Johannesburg, 27 Jul 2011

Most of the networking infrastructure within local organisations will not be able to cope with increased future demands.

This is according to the ITWeb-Dimension Data Application Delivery Survey, which ran online for a fortnight. Attracting a total of 235 respondents, the survey probed the respondents as to how confident organisations are regarding their network's readiness for future increases in network traffic and changing traffic patterns.

Most of the respondents (38.80%) said they will need some incremental improvements to cope with future demands. This was followed by 32.79% who said they believe their network is in good shape even if traffic patterns change and volumes increase.

On the other hand, 19.13% revealed they will need substantial investment into the existing network infrastructure to cope, while 9.29% said they will need complete network redesign or redeployment to cope with future demand.

Michael Abendanon, GM of network integration, Dimension Data, Middle East and Africa, says this finding, at least, indicates that more organisations understand that networks have become far more critical and complex than previously thought. “Many organisations have started to manage network requirements much more effectively, but still often get hampered by the lack of visibility of their networks,” he says.

He also points out that it is essential that organisations continuously manage the lifecycle, functionality and performance available on the network infrastructure. “The network needs to be updated to ensure that it is capable of not only delivering all the applications and services required, but that this is also done most efficiently with the correct SLAs [service level agreements], optimal configuration and, therefore, at the right cost.”

Performance standards

The study also asked the respondents how they would rate their network's overall performance on a scale of one to five, where one is excellent and five extremely poor. The majority (44.26%) rated their network performance with a three. This was followed by 21.31%, who gave it a four. Some 20.77% gave it a two and only 7.65% said it is excellent. On the other hand, 6.01% said it is extremely poor.

Abendanon says network confidence is not so strong because SA, historically, has had limited bandwidth available due to the historically high cost of Internet access and WAN bandwidth, which has limited application performance over the WAN or the Internet.

Furthermore, he explains, the network always gets blamed first, most likely because it's the common thread of infrastructure and, therefore, the perception is often that it is most likely the network that is at fault.

The survey also affirmed that network capability is the most pressing infrastructure challenge that affects application delivery, cited by 28.42% of the respondents. This was distantly followed by business applications (14.21%).

Says Abendanon on the finding: “If one uses the analogy of road infrastructure being the network and motor vehicles, bridges and toll gates being applications and servers and other IT infrastructure, one starts to understand the critical role that the network plays.”

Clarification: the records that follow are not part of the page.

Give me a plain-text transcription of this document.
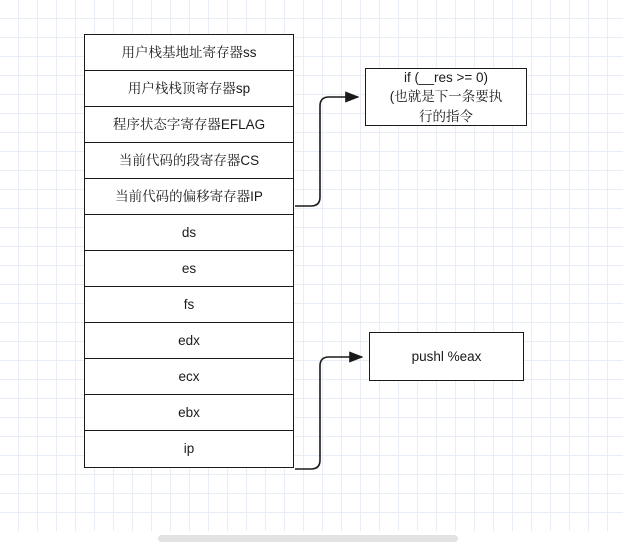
用户栈基地址寄存器ss
用户栈栈顶寄存器sp
程序状态字寄存器EFLAG
当前代码的段寄存器CS
当前代码的偏移寄存器IP
ds
es
fs
edx
ecx
ebx
ip
if (__res >= 0)
(也就是下一条要执
行的指令
pushl %eax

He explains that just as roads are required for users to get from point A to point B, the network is the platform on which applications (motor vehicles) run and to which most, if not all, IT infrastructure (bridges, tollgates) is connected.

“Often infrastructure and applications are deployed without considering the impact on the network or without upgrading, redesigning and configuring the network to support these new deployments. You can imagine the impact if all of a sudden without no warning, or additional lanes being built, double the amount of vehicles had to use the same roads, or if we all got stuck behind a slow car on a single lane road.

“Similarly, not preparing the network to support new demands placed on it can lead to failure of newly deployed services or applications resulting in additional unplanned costs that could/should have been identified upfront.”

Mobile worker test

Asked about the biggest application delivery challenge that their organisation currently faces, the majority (34.43%) revealed that mobile workers experience slow application responsiveness when connecting through 3G or ADSL. This was followed by 21.86% who indicated that they experience a high level of latency when users access an application over the WAN.

Commenting on this finding, Abendanon says applications traversing networks today are much richer in content in the form of images, video and sound.

“Organisations are trying to optimise the use of networks and have voice, data and video traversing the same network. More than ever before, application data has to traverse extended networks, not only the corporate LAN. Users are becoming more mobile or accessing application data from various locations all over the world,” he explains.

In summary, he adds, all of this has implications for network and infrastructure performance requirements, including changing data traffic patterns, combined with increasing traffic volumes, which ultimately affect application delivery.

“Considering that these are challenging in a corporate environment, it is even more difficult for WAN and Internet service providers to prioritise traffic that they do not have direct control or visibility of, especially over shared infrastructure such as offered to consumers at a much lower price per month compared to dedicated bandwidth provided to corporates,” Abendanon notes.

He reckons there are various optimisation techniques that can be applied to infrastructure across the application delivery chain. “However, you cannot manage what you cannot see and, therefore, it is essential that organisations understand their data traffic patterns and in which way their networks infrastructure needs to be redesigned in order to deliver the application most effectively.”

Abendanon believes once the network and infrastructure have been optimally designed and configured, acceleration and compression techniques can be used to optimise the performance of the application across the infrastructure.